My repairs included regluing the headstock seams at the top (where they'd come loose), a new rosewood nut (to replace an original which also had "wings" but was damaged and shorter), modification of the bridge, replacement of a big section of binding on the top, various crack and seam repairs to the sides and back, and whatever other minor stuff needed doing.

The original bridge is ebonized maple and I re-ebonized the top edge after modifying it for the new stringing.

Three modified mandolin tailpiece secure the strings and I've added muting-foam to cut down on random overtones.

The top is solid spruce while the back and sides are solid birch painted in a "faux rosewood" look.

This section on the treble top-edge has replacement binding and some fill to make-up for mucked-up purfling.

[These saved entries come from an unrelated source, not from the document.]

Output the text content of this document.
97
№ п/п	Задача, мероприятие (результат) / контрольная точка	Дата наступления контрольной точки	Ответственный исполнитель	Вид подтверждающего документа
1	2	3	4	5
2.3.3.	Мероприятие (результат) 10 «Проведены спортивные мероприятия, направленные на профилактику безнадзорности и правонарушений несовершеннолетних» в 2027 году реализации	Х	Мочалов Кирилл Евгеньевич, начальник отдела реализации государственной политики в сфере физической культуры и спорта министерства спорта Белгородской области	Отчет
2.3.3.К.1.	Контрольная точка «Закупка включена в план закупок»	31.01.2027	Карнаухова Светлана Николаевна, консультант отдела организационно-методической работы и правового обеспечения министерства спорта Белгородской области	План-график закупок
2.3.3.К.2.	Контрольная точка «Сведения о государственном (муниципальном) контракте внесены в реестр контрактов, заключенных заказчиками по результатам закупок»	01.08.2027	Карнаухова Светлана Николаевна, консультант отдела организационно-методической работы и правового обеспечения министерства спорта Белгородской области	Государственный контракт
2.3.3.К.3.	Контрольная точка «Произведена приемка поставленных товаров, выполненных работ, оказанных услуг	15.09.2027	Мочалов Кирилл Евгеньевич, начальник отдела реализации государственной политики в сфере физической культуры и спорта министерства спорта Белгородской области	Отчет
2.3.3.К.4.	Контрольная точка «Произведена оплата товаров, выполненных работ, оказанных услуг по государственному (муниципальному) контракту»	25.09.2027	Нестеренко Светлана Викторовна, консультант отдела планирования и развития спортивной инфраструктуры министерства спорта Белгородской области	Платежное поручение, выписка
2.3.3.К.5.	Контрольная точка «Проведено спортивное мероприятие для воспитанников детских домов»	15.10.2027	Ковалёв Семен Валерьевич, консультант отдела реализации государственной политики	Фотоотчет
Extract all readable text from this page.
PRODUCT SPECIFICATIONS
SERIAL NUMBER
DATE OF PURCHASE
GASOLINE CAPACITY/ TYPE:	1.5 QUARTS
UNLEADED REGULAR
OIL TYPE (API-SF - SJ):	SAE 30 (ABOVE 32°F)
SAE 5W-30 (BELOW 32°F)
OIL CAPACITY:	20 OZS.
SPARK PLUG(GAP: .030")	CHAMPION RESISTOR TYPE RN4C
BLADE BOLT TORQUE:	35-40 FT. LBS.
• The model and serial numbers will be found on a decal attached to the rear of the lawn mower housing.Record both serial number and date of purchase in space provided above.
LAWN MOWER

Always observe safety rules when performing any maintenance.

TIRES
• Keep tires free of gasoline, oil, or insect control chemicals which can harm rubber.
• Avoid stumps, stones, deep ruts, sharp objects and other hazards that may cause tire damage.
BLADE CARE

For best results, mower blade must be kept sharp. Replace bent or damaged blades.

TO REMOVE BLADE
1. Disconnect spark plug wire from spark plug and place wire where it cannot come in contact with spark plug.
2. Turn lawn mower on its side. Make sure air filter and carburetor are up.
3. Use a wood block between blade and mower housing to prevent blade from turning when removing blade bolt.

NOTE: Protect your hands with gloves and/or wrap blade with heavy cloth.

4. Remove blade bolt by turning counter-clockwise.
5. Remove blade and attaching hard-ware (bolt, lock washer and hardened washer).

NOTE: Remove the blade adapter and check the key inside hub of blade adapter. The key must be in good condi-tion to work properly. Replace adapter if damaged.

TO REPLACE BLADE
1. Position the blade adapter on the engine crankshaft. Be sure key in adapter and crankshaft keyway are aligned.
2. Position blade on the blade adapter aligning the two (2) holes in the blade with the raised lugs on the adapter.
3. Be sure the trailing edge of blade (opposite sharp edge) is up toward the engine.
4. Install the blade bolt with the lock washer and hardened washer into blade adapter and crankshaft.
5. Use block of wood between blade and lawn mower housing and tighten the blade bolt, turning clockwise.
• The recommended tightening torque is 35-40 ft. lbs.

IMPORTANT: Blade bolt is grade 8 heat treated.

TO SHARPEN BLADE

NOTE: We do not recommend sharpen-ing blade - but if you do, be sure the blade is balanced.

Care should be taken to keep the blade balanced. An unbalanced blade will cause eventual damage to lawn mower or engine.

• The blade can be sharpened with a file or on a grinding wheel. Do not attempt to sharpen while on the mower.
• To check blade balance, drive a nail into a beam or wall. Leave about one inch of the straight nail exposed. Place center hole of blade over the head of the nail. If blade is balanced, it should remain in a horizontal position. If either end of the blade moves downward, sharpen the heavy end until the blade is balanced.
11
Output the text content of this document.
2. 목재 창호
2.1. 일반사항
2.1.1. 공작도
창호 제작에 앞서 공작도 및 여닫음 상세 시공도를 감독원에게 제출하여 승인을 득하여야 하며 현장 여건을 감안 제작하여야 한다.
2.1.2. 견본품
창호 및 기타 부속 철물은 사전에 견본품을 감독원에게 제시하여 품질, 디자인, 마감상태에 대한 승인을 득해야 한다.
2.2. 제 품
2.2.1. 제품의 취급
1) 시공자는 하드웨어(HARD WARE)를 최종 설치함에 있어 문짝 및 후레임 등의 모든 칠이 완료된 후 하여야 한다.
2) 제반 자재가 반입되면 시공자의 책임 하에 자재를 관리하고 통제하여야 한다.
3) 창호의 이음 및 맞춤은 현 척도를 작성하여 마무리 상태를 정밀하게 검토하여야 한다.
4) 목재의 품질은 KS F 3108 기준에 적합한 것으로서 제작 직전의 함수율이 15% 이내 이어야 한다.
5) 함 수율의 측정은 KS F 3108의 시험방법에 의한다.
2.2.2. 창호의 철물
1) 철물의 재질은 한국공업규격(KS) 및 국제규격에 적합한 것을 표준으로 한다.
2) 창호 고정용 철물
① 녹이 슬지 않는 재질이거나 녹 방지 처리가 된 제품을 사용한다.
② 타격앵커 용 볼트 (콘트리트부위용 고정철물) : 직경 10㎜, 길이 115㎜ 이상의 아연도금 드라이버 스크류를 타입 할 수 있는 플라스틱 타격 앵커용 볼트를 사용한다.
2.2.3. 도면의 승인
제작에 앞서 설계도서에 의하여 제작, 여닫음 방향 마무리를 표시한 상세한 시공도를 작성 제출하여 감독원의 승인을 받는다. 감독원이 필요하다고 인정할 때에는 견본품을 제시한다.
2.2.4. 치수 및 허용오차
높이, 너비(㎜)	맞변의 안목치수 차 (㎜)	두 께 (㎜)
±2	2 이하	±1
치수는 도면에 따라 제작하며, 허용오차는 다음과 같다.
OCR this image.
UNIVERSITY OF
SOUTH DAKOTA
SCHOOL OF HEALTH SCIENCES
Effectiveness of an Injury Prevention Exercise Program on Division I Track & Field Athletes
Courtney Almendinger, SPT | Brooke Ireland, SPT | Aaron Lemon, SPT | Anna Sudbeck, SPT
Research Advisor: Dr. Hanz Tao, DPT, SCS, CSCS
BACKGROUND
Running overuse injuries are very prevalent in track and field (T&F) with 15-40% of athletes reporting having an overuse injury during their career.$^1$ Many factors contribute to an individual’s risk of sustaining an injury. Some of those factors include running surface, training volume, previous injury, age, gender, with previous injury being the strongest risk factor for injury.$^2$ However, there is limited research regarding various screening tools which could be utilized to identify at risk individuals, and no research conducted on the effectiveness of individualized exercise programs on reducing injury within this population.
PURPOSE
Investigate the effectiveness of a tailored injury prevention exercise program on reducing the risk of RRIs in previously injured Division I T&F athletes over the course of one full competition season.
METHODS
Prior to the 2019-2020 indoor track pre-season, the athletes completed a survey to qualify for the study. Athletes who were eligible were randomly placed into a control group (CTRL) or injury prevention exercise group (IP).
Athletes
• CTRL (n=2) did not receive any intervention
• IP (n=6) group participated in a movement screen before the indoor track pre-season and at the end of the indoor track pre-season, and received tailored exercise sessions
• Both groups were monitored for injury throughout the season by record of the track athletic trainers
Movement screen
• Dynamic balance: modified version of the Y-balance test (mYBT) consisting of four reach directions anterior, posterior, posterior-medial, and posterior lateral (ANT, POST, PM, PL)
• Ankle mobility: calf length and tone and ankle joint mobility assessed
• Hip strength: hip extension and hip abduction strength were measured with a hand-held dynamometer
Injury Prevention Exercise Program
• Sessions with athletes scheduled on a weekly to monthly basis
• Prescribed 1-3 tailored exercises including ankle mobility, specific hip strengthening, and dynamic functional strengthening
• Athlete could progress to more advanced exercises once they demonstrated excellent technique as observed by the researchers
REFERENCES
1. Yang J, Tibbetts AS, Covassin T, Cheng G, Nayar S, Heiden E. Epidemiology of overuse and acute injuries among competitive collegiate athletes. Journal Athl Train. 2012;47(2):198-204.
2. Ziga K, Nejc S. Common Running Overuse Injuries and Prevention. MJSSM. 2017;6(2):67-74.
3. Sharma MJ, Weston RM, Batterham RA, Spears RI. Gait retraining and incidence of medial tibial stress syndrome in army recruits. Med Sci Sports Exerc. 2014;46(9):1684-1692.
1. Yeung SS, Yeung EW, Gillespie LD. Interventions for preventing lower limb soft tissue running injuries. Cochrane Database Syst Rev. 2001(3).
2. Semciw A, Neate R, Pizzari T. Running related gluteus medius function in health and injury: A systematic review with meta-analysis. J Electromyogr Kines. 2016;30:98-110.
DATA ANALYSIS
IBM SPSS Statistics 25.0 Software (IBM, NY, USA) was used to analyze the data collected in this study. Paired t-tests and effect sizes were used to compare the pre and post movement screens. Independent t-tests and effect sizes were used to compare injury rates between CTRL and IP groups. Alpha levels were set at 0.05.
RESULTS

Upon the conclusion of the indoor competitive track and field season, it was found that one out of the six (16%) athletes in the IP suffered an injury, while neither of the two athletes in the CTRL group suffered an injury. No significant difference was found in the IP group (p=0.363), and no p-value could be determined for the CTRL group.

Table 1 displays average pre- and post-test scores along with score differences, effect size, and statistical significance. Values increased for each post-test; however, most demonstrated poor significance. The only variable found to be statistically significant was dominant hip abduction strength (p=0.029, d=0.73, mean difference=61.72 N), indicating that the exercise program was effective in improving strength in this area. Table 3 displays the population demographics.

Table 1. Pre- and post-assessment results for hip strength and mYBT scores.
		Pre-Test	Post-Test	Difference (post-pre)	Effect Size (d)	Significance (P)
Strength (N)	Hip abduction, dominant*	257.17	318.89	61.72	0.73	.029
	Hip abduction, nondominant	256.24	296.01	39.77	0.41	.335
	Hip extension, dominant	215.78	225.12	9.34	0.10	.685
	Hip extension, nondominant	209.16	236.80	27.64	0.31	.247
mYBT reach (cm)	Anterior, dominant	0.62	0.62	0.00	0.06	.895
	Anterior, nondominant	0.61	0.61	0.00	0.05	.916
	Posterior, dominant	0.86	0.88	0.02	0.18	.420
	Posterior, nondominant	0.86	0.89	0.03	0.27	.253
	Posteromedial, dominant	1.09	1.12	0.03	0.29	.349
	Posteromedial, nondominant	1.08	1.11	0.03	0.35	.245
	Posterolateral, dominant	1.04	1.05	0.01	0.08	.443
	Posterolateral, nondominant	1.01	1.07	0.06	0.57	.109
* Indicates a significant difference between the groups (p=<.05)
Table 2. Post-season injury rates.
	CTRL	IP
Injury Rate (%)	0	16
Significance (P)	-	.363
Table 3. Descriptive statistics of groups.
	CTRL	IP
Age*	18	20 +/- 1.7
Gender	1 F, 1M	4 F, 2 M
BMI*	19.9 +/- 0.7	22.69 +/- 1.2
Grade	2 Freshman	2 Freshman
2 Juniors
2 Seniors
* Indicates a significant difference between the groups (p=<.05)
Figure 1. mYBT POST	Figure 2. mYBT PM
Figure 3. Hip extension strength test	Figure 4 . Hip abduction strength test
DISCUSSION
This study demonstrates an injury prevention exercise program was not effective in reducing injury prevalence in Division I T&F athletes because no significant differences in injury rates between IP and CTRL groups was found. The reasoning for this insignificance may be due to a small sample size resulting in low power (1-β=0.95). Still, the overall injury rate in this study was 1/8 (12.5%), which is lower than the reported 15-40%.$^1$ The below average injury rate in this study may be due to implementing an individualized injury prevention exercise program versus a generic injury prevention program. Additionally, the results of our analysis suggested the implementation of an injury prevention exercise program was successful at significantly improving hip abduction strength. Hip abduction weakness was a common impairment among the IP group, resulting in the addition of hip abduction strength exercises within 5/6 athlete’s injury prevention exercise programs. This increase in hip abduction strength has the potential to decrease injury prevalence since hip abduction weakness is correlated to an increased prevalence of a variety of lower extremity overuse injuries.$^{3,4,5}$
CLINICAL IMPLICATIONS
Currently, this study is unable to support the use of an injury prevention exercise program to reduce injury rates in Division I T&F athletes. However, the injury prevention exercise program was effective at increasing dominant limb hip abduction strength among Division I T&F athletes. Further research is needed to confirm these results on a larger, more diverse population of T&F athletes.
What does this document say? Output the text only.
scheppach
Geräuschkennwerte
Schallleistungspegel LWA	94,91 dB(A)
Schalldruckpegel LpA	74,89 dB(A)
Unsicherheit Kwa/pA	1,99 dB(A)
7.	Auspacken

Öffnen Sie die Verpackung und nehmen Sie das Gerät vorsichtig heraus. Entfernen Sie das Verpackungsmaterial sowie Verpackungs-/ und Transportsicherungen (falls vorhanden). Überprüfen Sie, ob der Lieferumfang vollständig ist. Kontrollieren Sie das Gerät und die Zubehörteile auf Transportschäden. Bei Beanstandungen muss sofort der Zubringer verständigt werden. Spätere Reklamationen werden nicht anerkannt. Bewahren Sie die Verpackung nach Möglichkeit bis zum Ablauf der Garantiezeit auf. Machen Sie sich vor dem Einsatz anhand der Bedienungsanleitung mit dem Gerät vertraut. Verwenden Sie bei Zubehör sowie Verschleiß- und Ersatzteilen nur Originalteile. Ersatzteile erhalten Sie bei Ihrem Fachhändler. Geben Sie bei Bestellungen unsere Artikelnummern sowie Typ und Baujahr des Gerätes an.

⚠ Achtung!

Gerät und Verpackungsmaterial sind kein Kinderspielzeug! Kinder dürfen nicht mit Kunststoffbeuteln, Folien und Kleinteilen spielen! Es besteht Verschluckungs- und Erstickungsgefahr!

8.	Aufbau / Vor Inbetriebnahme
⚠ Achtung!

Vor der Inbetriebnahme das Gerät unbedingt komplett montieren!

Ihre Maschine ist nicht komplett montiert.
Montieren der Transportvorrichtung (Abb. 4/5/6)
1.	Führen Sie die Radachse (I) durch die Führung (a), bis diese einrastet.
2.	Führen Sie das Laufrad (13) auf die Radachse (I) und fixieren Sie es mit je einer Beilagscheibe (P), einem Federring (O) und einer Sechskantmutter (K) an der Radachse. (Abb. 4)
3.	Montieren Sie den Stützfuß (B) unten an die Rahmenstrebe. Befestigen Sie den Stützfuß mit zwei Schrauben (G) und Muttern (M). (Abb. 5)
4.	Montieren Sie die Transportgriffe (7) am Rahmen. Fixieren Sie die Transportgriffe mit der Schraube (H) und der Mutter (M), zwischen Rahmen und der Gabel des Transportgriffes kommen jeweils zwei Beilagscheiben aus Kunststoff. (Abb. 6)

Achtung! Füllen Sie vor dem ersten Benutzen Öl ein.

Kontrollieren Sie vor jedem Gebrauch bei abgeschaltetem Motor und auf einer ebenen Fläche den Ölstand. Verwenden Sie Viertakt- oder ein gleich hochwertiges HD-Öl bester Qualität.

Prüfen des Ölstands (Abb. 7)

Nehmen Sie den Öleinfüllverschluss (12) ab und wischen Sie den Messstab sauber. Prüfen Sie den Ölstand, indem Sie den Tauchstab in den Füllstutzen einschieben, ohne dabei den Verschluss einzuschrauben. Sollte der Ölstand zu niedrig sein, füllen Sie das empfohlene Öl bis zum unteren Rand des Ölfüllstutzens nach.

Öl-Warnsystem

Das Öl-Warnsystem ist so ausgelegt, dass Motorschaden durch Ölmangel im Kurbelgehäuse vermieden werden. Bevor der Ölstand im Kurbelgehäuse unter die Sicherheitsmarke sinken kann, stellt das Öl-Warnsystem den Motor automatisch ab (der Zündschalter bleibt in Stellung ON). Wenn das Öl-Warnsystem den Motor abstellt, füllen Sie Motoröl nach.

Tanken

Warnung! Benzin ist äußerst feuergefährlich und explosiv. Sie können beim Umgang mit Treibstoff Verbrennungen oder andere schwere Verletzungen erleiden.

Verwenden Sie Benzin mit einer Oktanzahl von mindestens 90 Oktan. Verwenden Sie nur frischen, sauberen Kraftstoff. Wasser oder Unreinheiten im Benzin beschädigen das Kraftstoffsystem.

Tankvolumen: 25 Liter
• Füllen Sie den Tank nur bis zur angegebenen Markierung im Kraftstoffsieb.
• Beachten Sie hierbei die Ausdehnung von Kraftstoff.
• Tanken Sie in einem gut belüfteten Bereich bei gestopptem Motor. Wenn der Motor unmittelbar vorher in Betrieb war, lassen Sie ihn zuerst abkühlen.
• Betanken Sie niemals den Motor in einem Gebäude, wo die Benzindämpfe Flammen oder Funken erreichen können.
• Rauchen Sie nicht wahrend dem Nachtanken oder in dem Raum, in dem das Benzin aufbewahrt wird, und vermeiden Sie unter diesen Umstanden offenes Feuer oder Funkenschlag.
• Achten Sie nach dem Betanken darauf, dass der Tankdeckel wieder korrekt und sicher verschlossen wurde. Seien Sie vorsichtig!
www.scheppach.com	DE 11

The neck looks like it was reglued in the past ( a good job). You can see a little "pucker" in the side, here, which has been shored-up via filling/gluing it. There's also a tiny nail (hee hee) next to the heel that doesn't do anything structurally (I pulled it out to see), but I put it back in because I thought it was funny.

There's a longer, more-ugly "pucker" over here that has been addressed in the same way. They're both stable.

There are three hairline cracks on the back "lower bout" and all are glued and good to go.